According to some studies, people in general should sleep beetwen 7 and 9 hours.

* ***This can be archieved if we add a "Time to Sleep" reminder for users that want to improve their sleep.***

# Recomendations for the Business

The final part of this analysis are the recomendations.
After analyzing the FitBit Fitness Tracker Data, we found some insights that can ***benefit Bellabeat strategy and products:***

##### Daily Steps 
1. A daily goal of steps can be implemented so users try to complete it.

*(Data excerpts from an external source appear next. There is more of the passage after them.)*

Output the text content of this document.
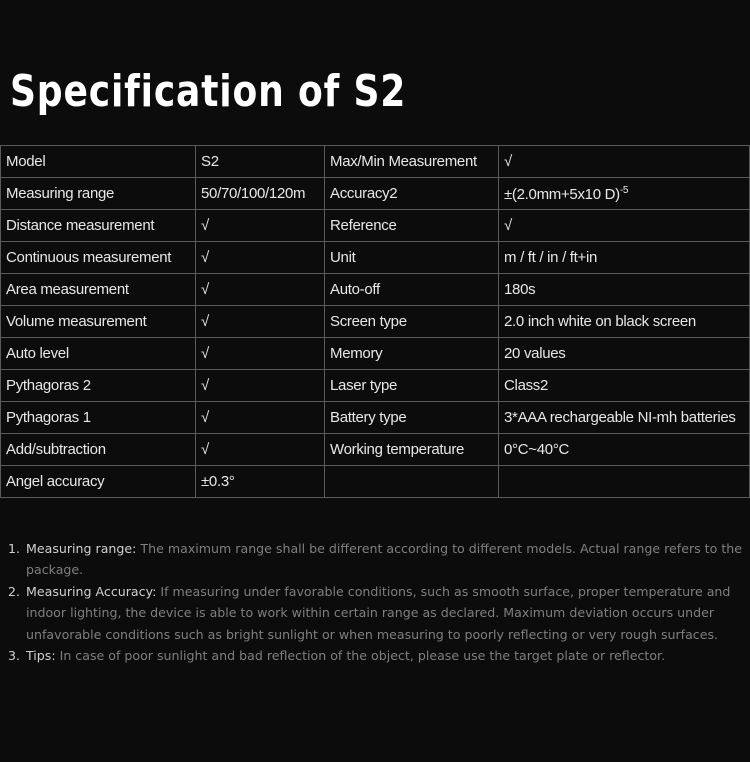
Specification of S2
Model	S2	Max/Min Measurement	√
Measuring range	50/70/100/120m	Accuracy2	±(2.0mm+5x10 D)$^{-5}$
Distance measurement	√	Reference	√
Continuous measurement	√	Unit	m / ft / in / ft+in
Area measurement	√	Auto-off	180s
Volume measurement	√	Screen type	2.0 inch white on black screen
Auto level	√	Memory	20 values
Pythagoras 2	√	Laser type	Class2
Pythagoras 1	√	Battery type	3*AAA rechargeable NI-mh batteries
Add/subtraction	√	Working temperature	0°C~40°C
Angel accuracy	±0.3°		
1. Measuring range: The maximum range shall be different according to different models. Actual range refers to the package.
2. Measuring Accuracy: If measuring under favorable conditions, such as smooth surface, proper temperature and indoor lighting, the device is able to work within certain range as declared. Maximum deviation occurs under unfavorable conditions such as bright sunlight or when measuring to poorly reflecting or very rough surfaces.
3. Tips: In case of poor sunlight and bad reflection of the object, please use the target plate or reflector.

Users can beat their own record of steps per day and track their progress. 
2. Adding a tracker so users know how many calories they burned just for walking can motivate them to increase the amount of steps per day in order to lose weight

##### Activity Intensity
3. Adding a list of high intensity activities that people can do might benefit users whose aim is to loose weight and be more active.
4. Adding a notification or reminder to do physical activity according to the daily schedule of each user can create a new healthy habit and benefit user´s health
5. Implementing a tracker with the daily activity and intensity that users have archived during the week or month can keep them motivated about their health.
6. Adding a tracker so users know the amount of time they spend on every intensity level of activities might motivate them to consider new ways of being more active.
7. Reminders or notifications during the day can benefit users during the day. If users exceed a limit of innactive hours during the day send a reminder or a notification to their phone.

##### Sleep
* Reminders for users who want to improve their sleep. At a certain hour, a notification on their phone or smartwach pops up and tells you that you should go to bed.